もう一度ため息が出そうになった、その時。
「ネロ!」
窓の外から聞き慣れた声が私を呼んだ。
窓を開くと、ほんのり匂ってくる馬小屋の匂い。そして、その方角にいるのは。
「マシューさん。馬のブラッシングなら後で行きますよ」
「そんな用事じゃねえよ!」
マシューさんはくい、と顎で屋敷の南側……門がある方を指す。
「お前に客だってよ」
「ああ、また殿下ですか? それともミカエル様とか」
「いや、今日は」
マシューさんからその名前を聞いた瞬間。
「アルフレッド先輩だーーーーーーーッ!!」
私の高らかな歓声が屋敷を揺らした。マシューさんから怒られた。
アルフレッド先輩はエリーゼじゃなくて私に用事があるんだって! 私に! 私! この私に!

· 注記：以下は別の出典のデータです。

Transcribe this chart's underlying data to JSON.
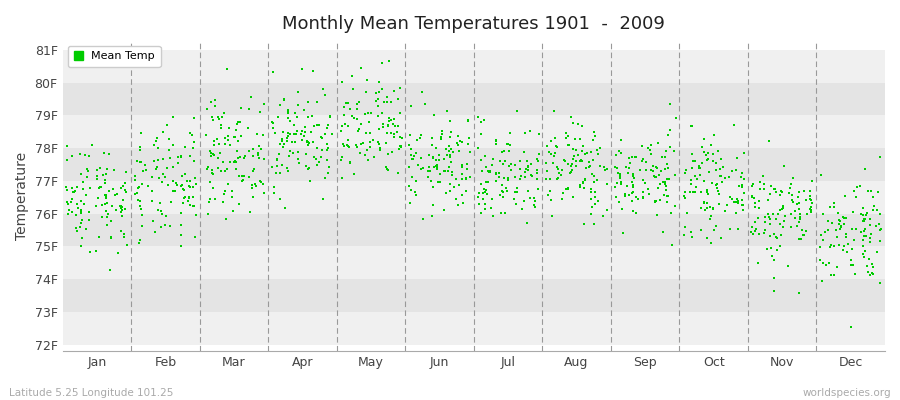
{
  "title": "Monthly Mean Temperatures 1901  -  2009",
  "ylabel": "Temperature",
  "xlabel_labels": [
    "Jan",
    "Feb",
    "Mar",
    "Apr",
    "May",
    "Jun",
    "Jul",
    "Aug",
    "Sep",
    "Oct",
    "Nov",
    "Dec"
  ],
  "ytick_labels": [
    "72F",
    "73F",
    "74F",
    "75F",
    "76F",
    "77F",
    "78F",
    "79F",
    "80F",
    "81F"
  ],
  "ytick_values": [
    72,
    73,
    74,
    75,
    76,
    77,
    78,
    79,
    80,
    81
  ],
  "ylim": [
    71.8,
    81.3
  ],
  "legend_label": "Mean Temp",
  "dot_color": "#00cc00",
  "dot_size": 3,
  "background_color": "#ffffff",
  "band_light": "#f0f0f0",
  "band_dark": "#e4e4e4",
  "vline_color": "#999999",
  "subtitle": "Latitude 5.25 Longitude 101.25",
  "watermark": "worldspecies.org",
  "n_years": 109,
  "seed": 42,
  "monthly_means": [
    76.5,
    76.8,
    77.8,
    78.3,
    78.5,
    77.5,
    77.2,
    77.4,
    77.1,
    76.8,
    76.0,
    75.5
  ],
  "monthly_stds": [
    0.85,
    0.9,
    0.85,
    0.8,
    0.85,
    0.75,
    0.75,
    0.75,
    0.7,
    0.7,
    0.8,
    0.85
  ]
}
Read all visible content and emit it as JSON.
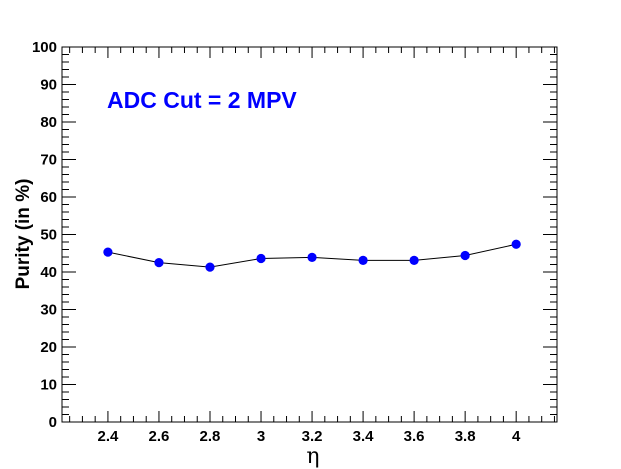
{
  "chart_data": {
    "type": "line",
    "xlabel": "η",
    "ylabel": "Purity (in %)",
    "annotation": "ADC Cut = 2 MPV",
    "xlim": [
      2.22,
      4.16
    ],
    "ylim": [
      0,
      100
    ],
    "x_ticks": [
      "2.4",
      "2.6",
      "2.8",
      "3",
      "3.2",
      "3.4",
      "3.6",
      "3.8",
      "4"
    ],
    "y_ticks": [
      "0",
      "10",
      "20",
      "30",
      "40",
      "50",
      "60",
      "70",
      "80",
      "90",
      "100"
    ],
    "grid": false,
    "series": [
      {
        "marker_color": "#0000ff",
        "line_color": "#000000",
        "points": [
          {
            "x": 2.4,
            "y": 45.3
          },
          {
            "x": 2.6,
            "y": 42.5
          },
          {
            "x": 2.8,
            "y": 41.3
          },
          {
            "x": 3.0,
            "y": 43.6
          },
          {
            "x": 3.2,
            "y": 43.9
          },
          {
            "x": 3.4,
            "y": 43.1
          },
          {
            "x": 3.6,
            "y": 43.1
          },
          {
            "x": 3.8,
            "y": 44.4
          },
          {
            "x": 4.0,
            "y": 47.4
          }
        ]
      }
    ],
    "annotation_color": "#0000ff"
  }
}
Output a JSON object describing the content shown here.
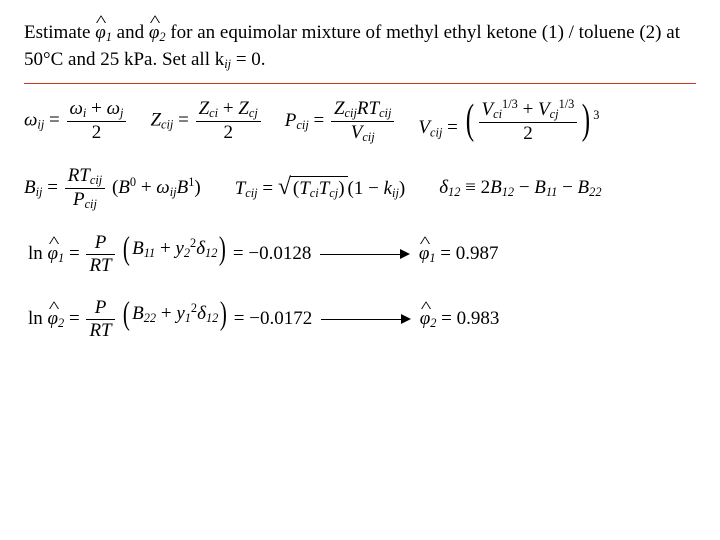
{
  "problem": {
    "pre": "Estimate ",
    "phi1": "φ̂",
    "phi1_sub": "1",
    "mid": " and ",
    "phi2": "φ̂",
    "phi2_sub": "2",
    "post": " for an equimolar mixture of methyl ethyl ketone (1) / toluene (2) at 50°C and 25 kPa. Set all k",
    "kij_sub": "ij",
    "tail": " = 0."
  },
  "row1": {
    "omega_ij": {
      "lhs": "ω",
      "lhs_sub": "ij",
      "num_a": "ω",
      "num_a_sub": "i",
      "plus": " + ",
      "num_b": "ω",
      "num_b_sub": "j",
      "den": "2"
    },
    "zc_ij": {
      "lhs": "Z",
      "lhs_sub": "cij",
      "num_a": "Z",
      "num_a_sub": "ci",
      "plus": " + ",
      "num_b": "Z",
      "num_b_sub": "cj",
      "den": "2"
    },
    "pc_ij": {
      "lhs": "P",
      "lhs_sub": "cij",
      "num_a": "Z",
      "num_a_sub": "cij",
      "num_b": "RT",
      "num_b_sub": "cij",
      "den_a": "V",
      "den_a_sub": "cij"
    },
    "vc_ij": {
      "lhs": "V",
      "lhs_sub": "cij",
      "a": "V",
      "a_sub": "ci",
      "a_sup": "1/3",
      "plus": " + ",
      "b": "V",
      "b_sub": "cj",
      "b_sup": "1/3",
      "den": "2",
      "outer_sup": "3"
    }
  },
  "row2": {
    "bij": {
      "lhs": "B",
      "lhs_sub": "ij",
      "num_a": "RT",
      "num_a_sub": "cij",
      "den_a": "P",
      "den_a_sub": "cij",
      "l": "(",
      "b0": "B",
      "b0_sup": "0",
      "plus": " + ",
      "om": "ω",
      "om_sub": "ij",
      "b1": "B",
      "b1_sup": "1",
      "r": ")"
    },
    "tcij": {
      "lhs": "T",
      "lhs_sub": "cij",
      "a": "T",
      "a_sub": "ci",
      "b": "T",
      "b_sub": "cj",
      "l": "(1 − ",
      "k": "k",
      "k_sub": "ij",
      "r": ")"
    },
    "delta12": {
      "lhs": "δ",
      "lhs_sub": "12",
      "eq": " ≡ 2",
      "b12": "B",
      "b12_sub": "12",
      "m1": " − ",
      "b11": "B",
      "b11_sub": "11",
      "m2": " − ",
      "b22": "B",
      "b22_sub": "22"
    }
  },
  "row3": {
    "lnphi1": {
      "ln": "ln ",
      "phi": "φ̂",
      "phi_sub": "1",
      "num": "P",
      "den": "RT",
      "b11": "B",
      "b11_sub": "11",
      "plus": " + ",
      "y": "y",
      "y_sub": "2",
      "y_sup": "2",
      "d": "δ",
      "d_sub": "12",
      "val": " = −0.0128",
      "res_phi": "φ̂",
      "res_sub": "1",
      "res_val": " = 0.987"
    }
  },
  "row4": {
    "lnphi2": {
      "ln": "ln ",
      "phi": "φ̂",
      "phi_sub": "2",
      "num": "P",
      "den": "RT",
      "b22": "B",
      "b22_sub": "22",
      "plus": " + ",
      "y": "y",
      "y_sub": "1",
      "y_sup": "2",
      "d": "δ",
      "d_sub": "12",
      "val": " = −0.0172",
      "res_phi": "φ̂",
      "res_sub": "2",
      "res_val": " = 0.983"
    }
  },
  "style": {
    "hr_color": "#c23a1a",
    "font_family": "Times New Roman",
    "base_fontsize_pt": 14,
    "eq_fontsize_pt": 14,
    "background": "#ffffff",
    "text_color": "#000000"
  }
}
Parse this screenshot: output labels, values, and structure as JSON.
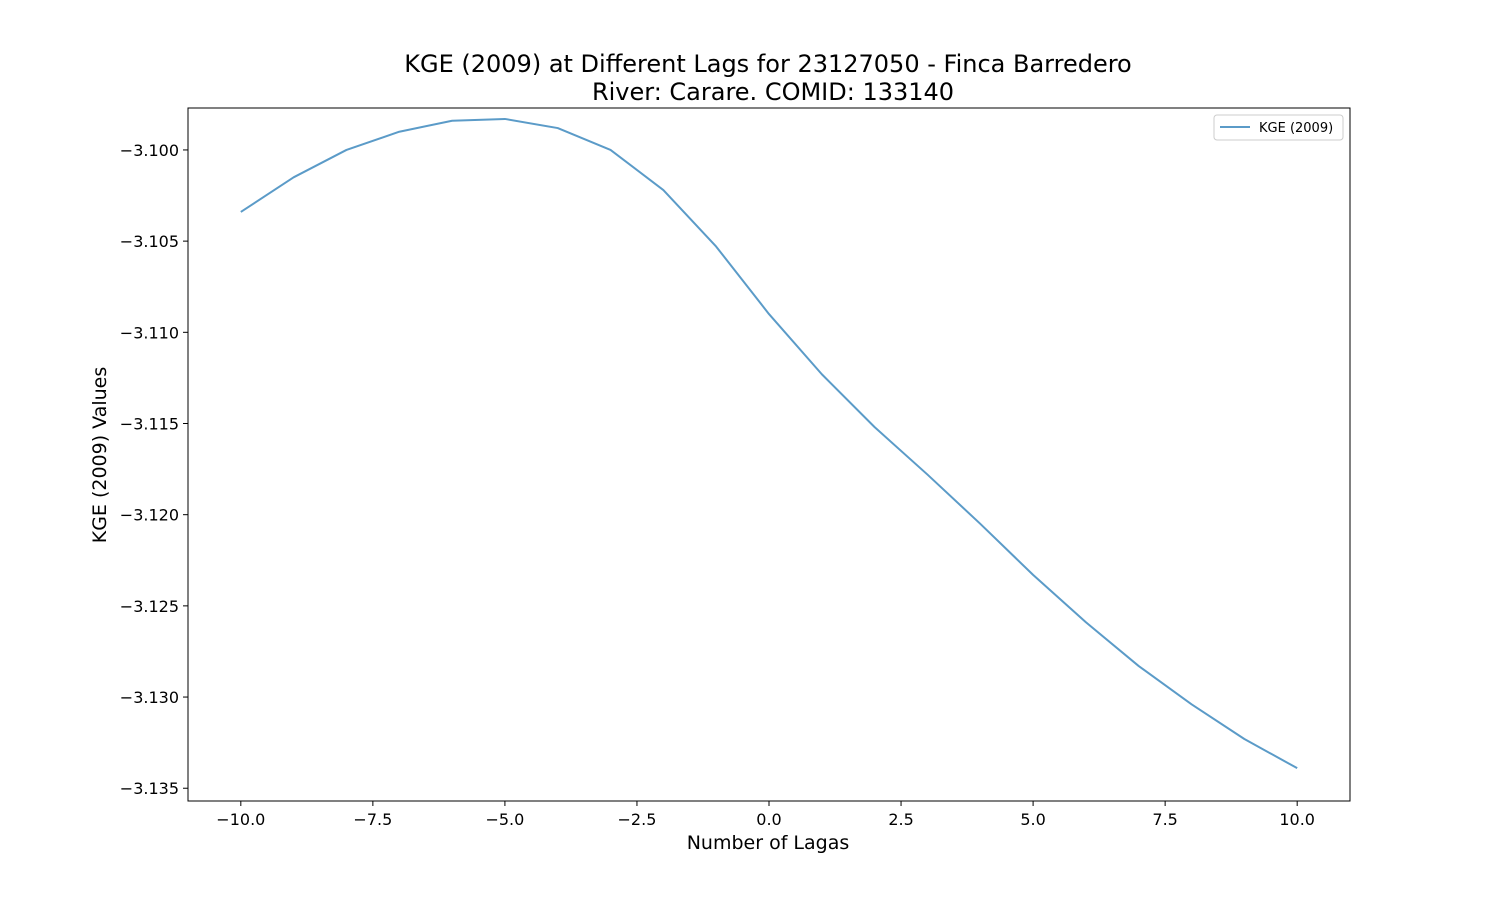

せっかく推しに会うのにこんな埃まみれのボロ服で行くのはみっともないけど、今はそんなことより一秒でも早くアルフレッド先輩に会いたい!
るんたるんたと門の方に行くと、11歳らしからぬ精悍な顔つきを惜しげもなく発揮したアルフレッド先輩が待っていた。
なんだか緊張しているのか、いつもより表情が硬い。
えっ、もしかして私、お礼どころか告白されちゃったりするんですか!? 困る〜! ドララヴァは乙女ゲームなんですけど! まあ私は結構そっちも漁ってたから問題ない!
「アルフレッド様っ、討伐ぶり……」
満面の笑みで近づく、と。
「久しぶりだな、ネロ=シュヴァルツ……」
アルフレッド先輩はぐっと拳を握り込み、そのまま振りかぶって。
「このっ、クソ野郎がぁ!!」
「ぎゃぶッッ!?」
完全に油断していた私の顔面を、殴り抜けた。
痛い……けどさすがは竜の頑丈さと言うべきか。尻餅をつきそうになるのをなんとか堪えて、もう痛みの引き始めた鼻頭を撫でる。
え、殴られた? 今? なんで!?
困惑したままアルフレッド先輩の顔を見ると、その瞳にはたっぷりの涙が膜をはっている。いや、本当になんで!?
「俺はっ……守ってもらわなくたって平気だった!!」
アルフレッド先輩は拳をふるふると震わせ、俯いたままそうがなる。そして、苛立った足取りでつけていた馬車に乗り込んだ。
残された私は、ぱちくりと瞬きを繰り返しながら。
「えぇ〜〜〜……?」
そう、困惑した声を上げることしかできなかった。